Feature Request: Pseudocounts for drop-out variants

hezscha opened this issue · 2 comments

Hi,
I'm running Enrich2 on a selection MAVE and have noticed I am unable to get scores for some poorly performing variants because they tend to drop out in later time points during the selection. My PI was wondering if we could alleviate that by introducing pseudo-counts, only for those variants that were clearly present in the initial sample and then decline. We have 3-4 time points plus initial samples and are scoring with WLS regression.

Do you know if this is at all done for MAVE data or if not what the objections are?
And is this something you would consider adding to Enrich2?

This is a question that has come up before, but as you said is not supported by Enrich2. I'll try to explain the reasoning behind not calculating these scores and provide a possible workaround.

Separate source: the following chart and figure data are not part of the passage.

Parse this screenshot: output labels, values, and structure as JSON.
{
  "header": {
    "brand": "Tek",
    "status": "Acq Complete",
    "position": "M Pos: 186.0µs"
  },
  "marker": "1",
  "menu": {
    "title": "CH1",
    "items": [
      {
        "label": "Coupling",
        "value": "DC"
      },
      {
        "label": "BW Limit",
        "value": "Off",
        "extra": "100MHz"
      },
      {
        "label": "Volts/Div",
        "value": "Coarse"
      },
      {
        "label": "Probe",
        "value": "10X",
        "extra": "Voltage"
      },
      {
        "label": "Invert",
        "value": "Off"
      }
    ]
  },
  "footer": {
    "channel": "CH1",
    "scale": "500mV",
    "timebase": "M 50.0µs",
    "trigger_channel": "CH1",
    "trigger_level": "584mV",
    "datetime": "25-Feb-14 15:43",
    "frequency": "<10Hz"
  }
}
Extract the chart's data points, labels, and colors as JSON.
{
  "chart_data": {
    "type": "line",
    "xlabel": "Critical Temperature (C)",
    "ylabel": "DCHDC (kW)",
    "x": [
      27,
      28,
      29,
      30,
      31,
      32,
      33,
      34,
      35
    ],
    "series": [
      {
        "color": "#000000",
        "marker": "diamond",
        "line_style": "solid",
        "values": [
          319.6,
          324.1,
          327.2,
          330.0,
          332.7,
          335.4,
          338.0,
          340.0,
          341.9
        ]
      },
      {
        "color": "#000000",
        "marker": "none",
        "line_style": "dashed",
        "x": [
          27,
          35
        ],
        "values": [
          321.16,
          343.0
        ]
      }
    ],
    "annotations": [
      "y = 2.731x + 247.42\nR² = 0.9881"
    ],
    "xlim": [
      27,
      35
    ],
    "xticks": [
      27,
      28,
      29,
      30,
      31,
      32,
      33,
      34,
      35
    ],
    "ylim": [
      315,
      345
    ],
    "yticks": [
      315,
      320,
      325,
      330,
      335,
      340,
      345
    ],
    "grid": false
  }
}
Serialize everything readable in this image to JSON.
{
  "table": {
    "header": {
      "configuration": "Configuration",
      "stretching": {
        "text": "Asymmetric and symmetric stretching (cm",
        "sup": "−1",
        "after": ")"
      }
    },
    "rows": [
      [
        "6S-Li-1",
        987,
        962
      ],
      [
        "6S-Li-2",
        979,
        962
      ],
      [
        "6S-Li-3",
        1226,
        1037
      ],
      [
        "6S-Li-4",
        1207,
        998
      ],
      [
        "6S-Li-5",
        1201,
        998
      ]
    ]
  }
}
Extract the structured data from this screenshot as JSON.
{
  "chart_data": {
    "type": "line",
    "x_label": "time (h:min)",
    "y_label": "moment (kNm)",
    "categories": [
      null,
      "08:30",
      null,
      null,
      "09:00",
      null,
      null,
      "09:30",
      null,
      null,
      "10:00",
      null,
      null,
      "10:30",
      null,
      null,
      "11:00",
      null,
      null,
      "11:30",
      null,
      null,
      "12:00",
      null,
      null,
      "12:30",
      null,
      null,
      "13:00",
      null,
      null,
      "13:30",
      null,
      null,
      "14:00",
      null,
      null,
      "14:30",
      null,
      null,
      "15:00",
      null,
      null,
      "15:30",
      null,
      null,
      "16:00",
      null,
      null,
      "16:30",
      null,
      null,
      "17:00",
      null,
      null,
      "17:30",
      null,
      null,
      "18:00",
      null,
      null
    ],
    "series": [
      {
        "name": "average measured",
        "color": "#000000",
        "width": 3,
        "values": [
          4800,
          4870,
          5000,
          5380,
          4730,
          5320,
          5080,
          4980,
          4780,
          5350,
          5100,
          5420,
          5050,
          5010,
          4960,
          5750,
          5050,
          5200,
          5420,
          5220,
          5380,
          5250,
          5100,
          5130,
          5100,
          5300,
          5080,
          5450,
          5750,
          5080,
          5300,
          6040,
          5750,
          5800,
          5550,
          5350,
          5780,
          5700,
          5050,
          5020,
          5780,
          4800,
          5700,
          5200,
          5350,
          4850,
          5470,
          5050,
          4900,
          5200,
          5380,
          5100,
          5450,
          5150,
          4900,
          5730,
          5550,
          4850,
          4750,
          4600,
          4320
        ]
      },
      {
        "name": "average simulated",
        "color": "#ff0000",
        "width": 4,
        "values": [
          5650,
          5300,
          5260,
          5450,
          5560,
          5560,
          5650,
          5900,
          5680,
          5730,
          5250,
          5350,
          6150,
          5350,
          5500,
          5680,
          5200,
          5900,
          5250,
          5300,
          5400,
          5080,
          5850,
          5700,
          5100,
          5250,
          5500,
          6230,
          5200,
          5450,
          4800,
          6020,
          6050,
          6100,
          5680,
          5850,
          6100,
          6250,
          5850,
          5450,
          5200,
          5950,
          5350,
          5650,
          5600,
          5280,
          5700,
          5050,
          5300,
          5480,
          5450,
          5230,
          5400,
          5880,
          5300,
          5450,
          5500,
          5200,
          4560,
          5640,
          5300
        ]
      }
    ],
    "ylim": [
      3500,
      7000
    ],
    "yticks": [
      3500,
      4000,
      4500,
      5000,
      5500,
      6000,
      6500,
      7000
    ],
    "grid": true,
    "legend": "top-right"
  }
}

Do you know if this is at all done for MAVE data or if not what the objections are?

If you are using ratio-based scores, this might perform well.

The issues come in with regression-based scores with many time points. If a variant drops out early, does it make sense to calculate a strong negative score based on the regression line intercepting the x-axis when the dropout happens? What if the variant drops out in the middle of the experiment and is then seen again in a later time point (due to sampling issues)? The log-linear fit will be very poor and potentially misleading.

We were not able to determine a general solution to these issues, and did not have sufficient test data to approach the problem at the time, so we went ahead and filtered out these variants.

And is this something you would consider adding to Enrich2?

Enrich2 is no longer under active development, but I have added this feature request to the successor project.

If you would like to add a pseudocount, my suggestion is:

  1. Count the variants using Enrich2 in counts-only mode - do not calculate scores.
  2. Open the HDF5 file in a Jupyter notebook or similar environment and add the pseudocount to all relevant count tables.
  3. Re-run Enrich2 using the same configuration file, but enable score calculation. It will automatically detect that the counts are already present, and use these modified counts to calculate variant scores.

Please let me know if you need extra assistance getting this set up. There are some example notebooks in the documentation that show how to open the HDF5 files, but the code may be out of date.

Thanks for the reply Alan!
I see what you mean about it becoming problematic when doing regression. I have tested how well ratio-based scores and regression-based scores correlate for our data and the correlation was quite good so we might use that and add pseudo counts to the after-selection library using your suggestion.